Why It May Be Necessary to Remove Heat Tint from Stainless Steel

Heat tint refers to the change in the surface colour of stainless steel due to the thickening of the chromium oxide layer on the surface of the heat-affected zone. DIY fabricators may not be sure whether they should remove the heat tint after they have completed welding a stainless-steel product that they have been fabricating. This article discusses two circumstances that may make it necessary to remove the heat tint from the surface of stainless-steel products.

Aesthetics Considerations

Stainless steel may reflect certain colours, such as pale yellow, depending on how thick the oxide layer on its surface is. It is also possible for stainless steel surfaces to reflect light so that a viewer sees the different colours of the rainbow on that material. Heat tint can interfere with the uniformity of the colours reflected by the stainless steel product. This is because the thicker oxide layer in the weld zone will have a different colour from the rest of the material.

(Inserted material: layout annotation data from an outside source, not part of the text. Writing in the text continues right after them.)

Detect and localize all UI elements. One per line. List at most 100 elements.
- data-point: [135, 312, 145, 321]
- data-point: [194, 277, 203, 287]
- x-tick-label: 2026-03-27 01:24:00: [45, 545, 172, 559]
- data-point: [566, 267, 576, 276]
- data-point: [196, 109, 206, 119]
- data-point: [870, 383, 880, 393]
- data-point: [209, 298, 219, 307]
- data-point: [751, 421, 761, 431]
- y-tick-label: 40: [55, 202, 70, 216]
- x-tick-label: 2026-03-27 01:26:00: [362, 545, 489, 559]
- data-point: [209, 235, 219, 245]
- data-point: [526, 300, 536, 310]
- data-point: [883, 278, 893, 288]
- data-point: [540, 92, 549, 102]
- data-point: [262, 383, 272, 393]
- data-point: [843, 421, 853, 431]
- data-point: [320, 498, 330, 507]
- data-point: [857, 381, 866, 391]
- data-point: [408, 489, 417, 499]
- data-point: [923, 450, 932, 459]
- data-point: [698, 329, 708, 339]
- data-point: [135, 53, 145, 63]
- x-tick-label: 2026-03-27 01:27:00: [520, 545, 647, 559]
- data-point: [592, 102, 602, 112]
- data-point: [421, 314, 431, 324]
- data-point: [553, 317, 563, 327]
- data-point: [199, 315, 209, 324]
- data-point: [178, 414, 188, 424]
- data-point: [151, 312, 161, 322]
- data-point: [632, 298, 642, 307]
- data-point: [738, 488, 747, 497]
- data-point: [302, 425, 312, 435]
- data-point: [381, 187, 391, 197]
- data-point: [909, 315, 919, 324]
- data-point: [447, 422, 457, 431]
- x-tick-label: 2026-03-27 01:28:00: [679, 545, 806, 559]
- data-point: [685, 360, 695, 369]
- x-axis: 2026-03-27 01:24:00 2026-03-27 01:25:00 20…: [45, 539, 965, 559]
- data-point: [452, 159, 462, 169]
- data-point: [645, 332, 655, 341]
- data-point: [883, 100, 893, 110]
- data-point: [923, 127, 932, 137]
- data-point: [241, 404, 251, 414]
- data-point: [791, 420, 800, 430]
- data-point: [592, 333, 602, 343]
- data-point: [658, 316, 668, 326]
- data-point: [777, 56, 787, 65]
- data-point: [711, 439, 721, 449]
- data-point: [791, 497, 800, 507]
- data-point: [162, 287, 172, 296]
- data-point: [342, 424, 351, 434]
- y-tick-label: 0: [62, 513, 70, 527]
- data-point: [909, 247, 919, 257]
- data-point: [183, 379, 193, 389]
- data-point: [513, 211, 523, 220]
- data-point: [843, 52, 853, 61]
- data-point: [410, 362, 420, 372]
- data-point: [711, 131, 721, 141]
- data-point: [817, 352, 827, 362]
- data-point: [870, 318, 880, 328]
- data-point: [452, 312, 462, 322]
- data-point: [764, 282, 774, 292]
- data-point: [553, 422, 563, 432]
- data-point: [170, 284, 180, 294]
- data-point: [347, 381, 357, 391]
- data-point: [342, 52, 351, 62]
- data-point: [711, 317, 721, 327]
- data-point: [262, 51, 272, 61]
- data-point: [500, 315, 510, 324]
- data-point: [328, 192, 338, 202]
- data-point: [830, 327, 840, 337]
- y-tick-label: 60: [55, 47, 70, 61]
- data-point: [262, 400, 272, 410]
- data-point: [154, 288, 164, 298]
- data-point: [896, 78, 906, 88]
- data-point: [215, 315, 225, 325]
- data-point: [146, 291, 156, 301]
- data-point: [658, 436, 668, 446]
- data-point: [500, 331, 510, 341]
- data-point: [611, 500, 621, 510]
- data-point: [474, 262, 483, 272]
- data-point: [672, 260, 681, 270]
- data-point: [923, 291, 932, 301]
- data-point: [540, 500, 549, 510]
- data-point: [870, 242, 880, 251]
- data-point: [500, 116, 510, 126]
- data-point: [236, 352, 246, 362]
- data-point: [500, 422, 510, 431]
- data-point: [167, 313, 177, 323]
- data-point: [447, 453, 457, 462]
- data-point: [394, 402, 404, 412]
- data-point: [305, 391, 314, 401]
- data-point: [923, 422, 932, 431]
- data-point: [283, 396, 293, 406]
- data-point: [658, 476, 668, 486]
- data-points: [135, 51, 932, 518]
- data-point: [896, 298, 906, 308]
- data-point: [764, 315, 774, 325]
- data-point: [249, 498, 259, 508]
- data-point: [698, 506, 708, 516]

That colour variation should therefore be removed in order to regain uniformity in the appearance of the stainless steel product. Heat-tint removal is particularly important if a clear sputter coat is going to be applied on the stainless steel. That clear coat will reveal the underlying appearance of the stainless steel. This makes it necessary to ensure the product has a uniform surface appearance.

Corrosion Resistance Restoration

Fabrication enthusiasts should also consider removing the heat tint if they are going to use the product in an environment where corrosion is a major threat, such as during the transportation of fluids. The heat tint is formed when chromium is drawn from beneath the surface of the stainless steel. Consequently, the metal just underneath the surface of the stainless steel will have a reduced ability to resist corrosion due to the depletion of chromium from that sub-surface area. Removing the heat tint helps to restore a balance in the distribution of chromium within the metal because chromium will “creep” from other parts of the metal so that the entire product has uniform protection from corrosion.

Heat tint can be removed from the heat-affected zone of stainless steel products in several ways, such as immersing the product in a nitric acid solution. However, those tint removal processes may be too complex for a hobbyist because incorrect application can cause the surface of the product to pit. It is therefore advisable for you to ask custom stainless steel fabrication experts for help so that you don’t ruin the products that you have just fabricated.